I enjoyed this book to the last moment, and was left scratching my head and revisiting all I had learned in search for more clues.  There were moments of brutal honesty that left me uncomfortable, but ultimately the motive was unapparent throughout and even after digesting it – I’m still surprised.

In Short:  The thinking crime reader’s crumpet. Just effing read it.

Gone Girl by Gillian Flynn

gone-girl-high-resHave you heard about the cool girl syndrome? It’s the one that many women suffer from when they first start a relationship with a guy. It’s the one that makes us say: “Hey I’m cool with you staying out all night for a poker game with the boys. Want me to drop buy with bacon & egg rolls for you all in the morning?” It’s the one that makes us assert that there’s nothing wrong with watching porn or a visit to the strippers. It’s just window shopping right? “As long as he comes home to me I don’t care a bit. I’m not the jealous type.” It’s the one where you pretend to enjoy video games, and violent movies, and stay out all night drinking tequila shots and being super fun even though you have an 8am start the next day.

It’s no wonder men get confused as the relationship becomes long-term. All that stuff we used to be cool about, now makes us dish out the silent treatment. When we say we’re ‘fine’ with it: you know we’re not. But guys, we’ve actually always felt shit when you pull an all-nighter and ignore our texts. And we’ve never felt OK about someone else’s fanny gyrating in your lap.
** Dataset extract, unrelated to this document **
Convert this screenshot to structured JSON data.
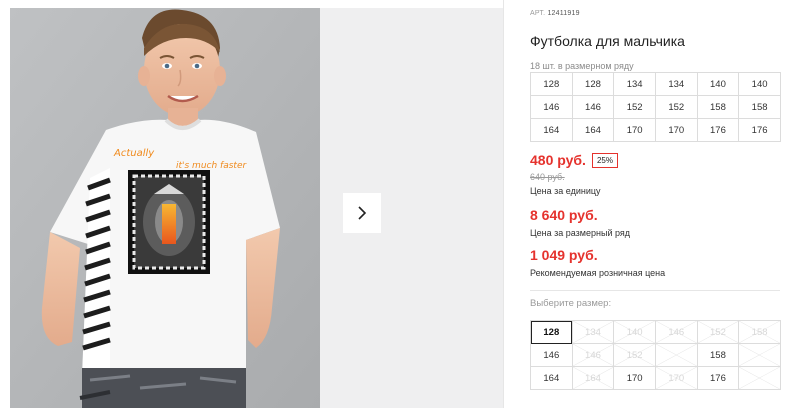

We spent our ‘quiet nights alone’ downing bottles of wine and Lean Cuisine, stalking your Facebook profiles and cursing you for not being a mind reader.

It is this very concept that is weaved subtly into Gone Girl. A book that sophisticated, compelling and a genuine thriller.

Written in the voice of the two main characters, the author introduces us to Nick and Amy, a married couple who met and lived a cosmopolitan life in New York. They have now moved to Nick’s hometown in Missouri and things have turned sour. On their fifth anniversary Amy goes missing, with evidence of a struggle in the home and all signs pointing to foul play.

What’s awesome about this story is that you get insights from both characters; Amy’s from her private journal, but there is still a sense of mystery and you never fully understand or believe either of them. Nick does not behave like a husband whose wife is missing, and the detectives are breathing down his neck (interesting folk in their own right.)

There’s a killer twist in this book, and there’s a risk that too much will be revealed if I carry on with the synopsis. Just know that it’s a captivating, unsettling crime drama that’ll keep you turning the pages and questioning your perception after each chapter.

There is no doubt that this book is Popular Fiction and will appeal to the edgier masses. It will likely enjoy the same mainstream success as Sebold and Picoult but it has more grit. It’s also worth mentioning that Hollywood has their hands on it, so watch out for spoilers in the media.

 

In short: Enjoy the twists and chills now; before the movie effs it up.